Apple's legal team must be one of the biggest in Cupertino.

Apple’s courtroom battles with rivals like Samsung and HTC have been well-documented over the years, and it seems that not a month goes by without news of yet another legal tiff. That’s not because Apple likes to fight its rivals in court, it’s because the company has a zero tolerance policy on copycats, and it’s happy to fight to protect its intellectual property.

So it’s hardly surprising to hear that the Cupertino company is at the center of around 60% of all major mobile patent suits.

That’s according to Kanzatec IP Group, an intellectual-property consulting firm based in Silicon Valley, which believes the reason why Apple is involved in so many cases is its dominance in the market place, which, as we know, causes some companies to use its products as their inspiration.

“I would speculate that Apple will continue to be at the center of the litigation map of large mobile IT companies for as along as it maintains its dominant place in the market,” said Feisal Mosleh, a senior vice president at Kanzatec.
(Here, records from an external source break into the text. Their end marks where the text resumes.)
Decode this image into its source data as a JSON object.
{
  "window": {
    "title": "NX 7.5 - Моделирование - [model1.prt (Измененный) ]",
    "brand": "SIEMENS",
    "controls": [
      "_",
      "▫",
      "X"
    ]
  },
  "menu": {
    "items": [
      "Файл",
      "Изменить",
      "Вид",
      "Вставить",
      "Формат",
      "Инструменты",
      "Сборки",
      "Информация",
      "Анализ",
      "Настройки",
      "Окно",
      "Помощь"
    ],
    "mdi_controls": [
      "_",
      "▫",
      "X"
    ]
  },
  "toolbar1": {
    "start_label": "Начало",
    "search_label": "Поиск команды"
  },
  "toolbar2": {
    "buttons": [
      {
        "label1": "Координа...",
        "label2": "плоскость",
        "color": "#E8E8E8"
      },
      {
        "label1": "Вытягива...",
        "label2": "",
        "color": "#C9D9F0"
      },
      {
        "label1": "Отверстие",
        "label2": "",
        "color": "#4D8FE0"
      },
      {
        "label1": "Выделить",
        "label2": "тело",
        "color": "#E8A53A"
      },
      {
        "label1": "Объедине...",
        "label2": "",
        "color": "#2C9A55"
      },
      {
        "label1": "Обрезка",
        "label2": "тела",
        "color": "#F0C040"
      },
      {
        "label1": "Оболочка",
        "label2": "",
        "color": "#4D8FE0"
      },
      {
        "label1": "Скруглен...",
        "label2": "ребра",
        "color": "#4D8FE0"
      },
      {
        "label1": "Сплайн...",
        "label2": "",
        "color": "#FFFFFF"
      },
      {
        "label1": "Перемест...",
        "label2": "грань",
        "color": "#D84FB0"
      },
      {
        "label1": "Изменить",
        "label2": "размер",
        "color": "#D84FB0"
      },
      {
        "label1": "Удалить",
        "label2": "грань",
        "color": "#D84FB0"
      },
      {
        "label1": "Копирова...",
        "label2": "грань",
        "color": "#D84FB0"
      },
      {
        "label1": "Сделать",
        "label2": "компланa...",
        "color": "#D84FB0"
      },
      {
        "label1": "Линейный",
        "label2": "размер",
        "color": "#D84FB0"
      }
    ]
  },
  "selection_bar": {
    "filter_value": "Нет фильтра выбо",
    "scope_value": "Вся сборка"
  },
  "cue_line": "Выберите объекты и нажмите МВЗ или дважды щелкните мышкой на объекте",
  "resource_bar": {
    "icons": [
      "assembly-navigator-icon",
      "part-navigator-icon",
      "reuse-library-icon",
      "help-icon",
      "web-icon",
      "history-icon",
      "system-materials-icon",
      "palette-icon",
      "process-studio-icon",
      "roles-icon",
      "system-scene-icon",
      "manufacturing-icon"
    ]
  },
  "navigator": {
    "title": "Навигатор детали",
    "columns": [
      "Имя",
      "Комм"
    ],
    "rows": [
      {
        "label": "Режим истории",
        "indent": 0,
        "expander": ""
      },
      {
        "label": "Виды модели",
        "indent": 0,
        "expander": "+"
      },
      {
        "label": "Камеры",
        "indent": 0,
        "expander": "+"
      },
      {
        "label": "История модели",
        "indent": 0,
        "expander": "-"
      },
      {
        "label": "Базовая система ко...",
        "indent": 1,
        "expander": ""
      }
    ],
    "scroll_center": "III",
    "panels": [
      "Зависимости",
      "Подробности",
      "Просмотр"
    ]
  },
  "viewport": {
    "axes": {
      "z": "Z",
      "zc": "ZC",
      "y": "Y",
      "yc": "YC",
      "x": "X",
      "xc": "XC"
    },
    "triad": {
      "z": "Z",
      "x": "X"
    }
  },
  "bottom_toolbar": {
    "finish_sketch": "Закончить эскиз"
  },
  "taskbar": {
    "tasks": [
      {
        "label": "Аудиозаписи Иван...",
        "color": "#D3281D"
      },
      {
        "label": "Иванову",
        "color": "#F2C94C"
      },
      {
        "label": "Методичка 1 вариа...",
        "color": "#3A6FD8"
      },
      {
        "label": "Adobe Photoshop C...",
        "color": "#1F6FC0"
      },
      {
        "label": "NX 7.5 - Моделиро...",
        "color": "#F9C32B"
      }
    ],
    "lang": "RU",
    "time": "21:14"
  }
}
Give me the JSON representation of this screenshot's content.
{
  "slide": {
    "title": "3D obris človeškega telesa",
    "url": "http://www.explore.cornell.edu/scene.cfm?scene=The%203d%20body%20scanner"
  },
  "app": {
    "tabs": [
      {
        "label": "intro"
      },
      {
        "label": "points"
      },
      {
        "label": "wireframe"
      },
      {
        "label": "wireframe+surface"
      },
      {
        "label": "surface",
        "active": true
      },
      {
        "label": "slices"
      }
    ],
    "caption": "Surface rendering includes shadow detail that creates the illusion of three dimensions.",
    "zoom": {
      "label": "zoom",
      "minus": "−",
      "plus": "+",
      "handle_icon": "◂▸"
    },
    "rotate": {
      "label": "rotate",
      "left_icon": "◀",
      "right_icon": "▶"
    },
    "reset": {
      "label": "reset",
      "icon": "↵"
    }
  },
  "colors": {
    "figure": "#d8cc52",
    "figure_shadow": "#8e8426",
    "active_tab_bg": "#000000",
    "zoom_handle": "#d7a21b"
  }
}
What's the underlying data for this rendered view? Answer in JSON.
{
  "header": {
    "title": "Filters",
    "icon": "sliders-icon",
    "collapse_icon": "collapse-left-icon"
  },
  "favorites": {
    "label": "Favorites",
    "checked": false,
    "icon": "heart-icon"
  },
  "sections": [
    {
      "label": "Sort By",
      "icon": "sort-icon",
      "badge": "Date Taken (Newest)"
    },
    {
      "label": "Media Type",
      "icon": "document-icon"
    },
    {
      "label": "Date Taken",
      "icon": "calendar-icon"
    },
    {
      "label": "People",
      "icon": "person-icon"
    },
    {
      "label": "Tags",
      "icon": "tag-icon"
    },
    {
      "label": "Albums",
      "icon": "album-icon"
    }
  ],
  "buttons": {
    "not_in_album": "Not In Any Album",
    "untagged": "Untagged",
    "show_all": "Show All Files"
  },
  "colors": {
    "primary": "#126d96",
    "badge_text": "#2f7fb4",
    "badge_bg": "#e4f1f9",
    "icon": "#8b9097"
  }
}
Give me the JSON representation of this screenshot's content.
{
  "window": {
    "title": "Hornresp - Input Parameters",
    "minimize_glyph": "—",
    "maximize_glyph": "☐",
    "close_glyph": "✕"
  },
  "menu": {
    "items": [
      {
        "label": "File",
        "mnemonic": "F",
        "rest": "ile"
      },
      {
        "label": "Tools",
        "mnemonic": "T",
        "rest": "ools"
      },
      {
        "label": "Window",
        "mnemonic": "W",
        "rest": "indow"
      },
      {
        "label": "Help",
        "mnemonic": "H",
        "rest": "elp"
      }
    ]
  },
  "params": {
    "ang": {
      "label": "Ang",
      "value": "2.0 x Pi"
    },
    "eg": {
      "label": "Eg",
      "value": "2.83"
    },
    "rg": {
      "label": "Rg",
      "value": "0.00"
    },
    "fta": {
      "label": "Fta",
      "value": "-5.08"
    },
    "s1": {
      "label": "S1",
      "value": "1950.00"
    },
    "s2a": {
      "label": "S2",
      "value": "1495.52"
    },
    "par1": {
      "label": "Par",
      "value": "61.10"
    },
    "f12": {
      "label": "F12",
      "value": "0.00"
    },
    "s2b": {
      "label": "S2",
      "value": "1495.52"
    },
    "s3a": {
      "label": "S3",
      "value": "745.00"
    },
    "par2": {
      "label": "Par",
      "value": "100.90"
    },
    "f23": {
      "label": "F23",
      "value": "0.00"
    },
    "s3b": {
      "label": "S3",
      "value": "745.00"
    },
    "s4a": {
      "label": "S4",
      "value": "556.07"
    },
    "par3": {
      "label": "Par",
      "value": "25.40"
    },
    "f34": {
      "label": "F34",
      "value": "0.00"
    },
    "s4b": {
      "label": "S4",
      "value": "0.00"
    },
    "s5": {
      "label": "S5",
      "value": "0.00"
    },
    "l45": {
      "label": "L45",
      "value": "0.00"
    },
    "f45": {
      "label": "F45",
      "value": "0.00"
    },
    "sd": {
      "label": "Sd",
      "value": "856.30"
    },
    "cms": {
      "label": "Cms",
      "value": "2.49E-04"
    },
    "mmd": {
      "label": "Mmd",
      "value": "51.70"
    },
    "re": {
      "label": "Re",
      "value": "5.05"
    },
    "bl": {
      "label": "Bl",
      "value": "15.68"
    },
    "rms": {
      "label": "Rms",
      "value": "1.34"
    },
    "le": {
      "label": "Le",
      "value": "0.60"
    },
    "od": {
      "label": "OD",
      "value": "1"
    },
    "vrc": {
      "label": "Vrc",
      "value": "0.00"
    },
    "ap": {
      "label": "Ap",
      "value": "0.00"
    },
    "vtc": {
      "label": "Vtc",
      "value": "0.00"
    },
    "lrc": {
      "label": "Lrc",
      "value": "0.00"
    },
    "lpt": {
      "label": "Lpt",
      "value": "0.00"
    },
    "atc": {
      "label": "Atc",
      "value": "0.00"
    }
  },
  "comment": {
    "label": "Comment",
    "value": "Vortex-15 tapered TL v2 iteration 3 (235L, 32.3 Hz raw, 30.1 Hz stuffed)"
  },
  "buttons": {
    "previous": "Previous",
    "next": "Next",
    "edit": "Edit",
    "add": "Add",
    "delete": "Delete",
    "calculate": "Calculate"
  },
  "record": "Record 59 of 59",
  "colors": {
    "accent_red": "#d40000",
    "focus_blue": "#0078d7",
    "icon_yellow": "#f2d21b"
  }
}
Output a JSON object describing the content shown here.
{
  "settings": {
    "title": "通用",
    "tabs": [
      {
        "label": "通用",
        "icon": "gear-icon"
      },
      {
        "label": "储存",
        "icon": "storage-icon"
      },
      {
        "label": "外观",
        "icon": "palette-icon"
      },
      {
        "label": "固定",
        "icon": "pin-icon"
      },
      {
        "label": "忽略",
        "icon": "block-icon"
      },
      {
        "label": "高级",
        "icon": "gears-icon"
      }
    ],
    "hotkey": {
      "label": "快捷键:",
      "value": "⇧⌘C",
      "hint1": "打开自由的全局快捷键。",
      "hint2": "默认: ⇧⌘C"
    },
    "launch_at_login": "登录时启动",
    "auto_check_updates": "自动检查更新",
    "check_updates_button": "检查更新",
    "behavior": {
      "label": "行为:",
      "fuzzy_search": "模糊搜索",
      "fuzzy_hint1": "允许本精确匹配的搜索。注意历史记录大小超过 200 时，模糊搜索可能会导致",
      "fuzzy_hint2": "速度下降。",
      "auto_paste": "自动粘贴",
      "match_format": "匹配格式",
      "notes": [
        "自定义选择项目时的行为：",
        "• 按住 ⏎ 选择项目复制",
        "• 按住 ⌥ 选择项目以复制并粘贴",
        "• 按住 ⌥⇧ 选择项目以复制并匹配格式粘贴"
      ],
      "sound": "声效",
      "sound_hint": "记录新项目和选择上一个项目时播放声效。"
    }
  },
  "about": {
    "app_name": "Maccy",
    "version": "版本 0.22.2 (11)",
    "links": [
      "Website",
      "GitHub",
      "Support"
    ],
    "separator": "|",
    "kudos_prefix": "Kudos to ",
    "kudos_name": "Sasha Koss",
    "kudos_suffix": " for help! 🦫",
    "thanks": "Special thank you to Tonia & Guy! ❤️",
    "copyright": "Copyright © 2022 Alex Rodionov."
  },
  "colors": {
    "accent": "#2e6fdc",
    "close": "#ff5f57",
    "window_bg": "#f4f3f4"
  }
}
It’s unlikely this situation will change anytime soon, either. It is in Apple’s blood to protect its property and prevent its rivals from borrowing too heavily from its designs and inventions, even if that means another lengthy legal battle and more bad press.

Walter Isaacson revealed in his biography of Steve Jobs that Apple’s co-founder and former CEO would have happily spend every single penny Apple had in the bank fight a “stolen” product — namely Android. And his successor, Tim Cook, feels the same way. He recently told Walt Mossberg during an interview at All Things D that Apple isn’t prepared to be anyone’s design house, and that it won’t stand for copycats.

As noted by iDownloadBlog, Apple rarely sues another company for money, because it already has enough of that. Instead it seeks to have those copycat products banned or modified so that they no longer infringe its intellectual property.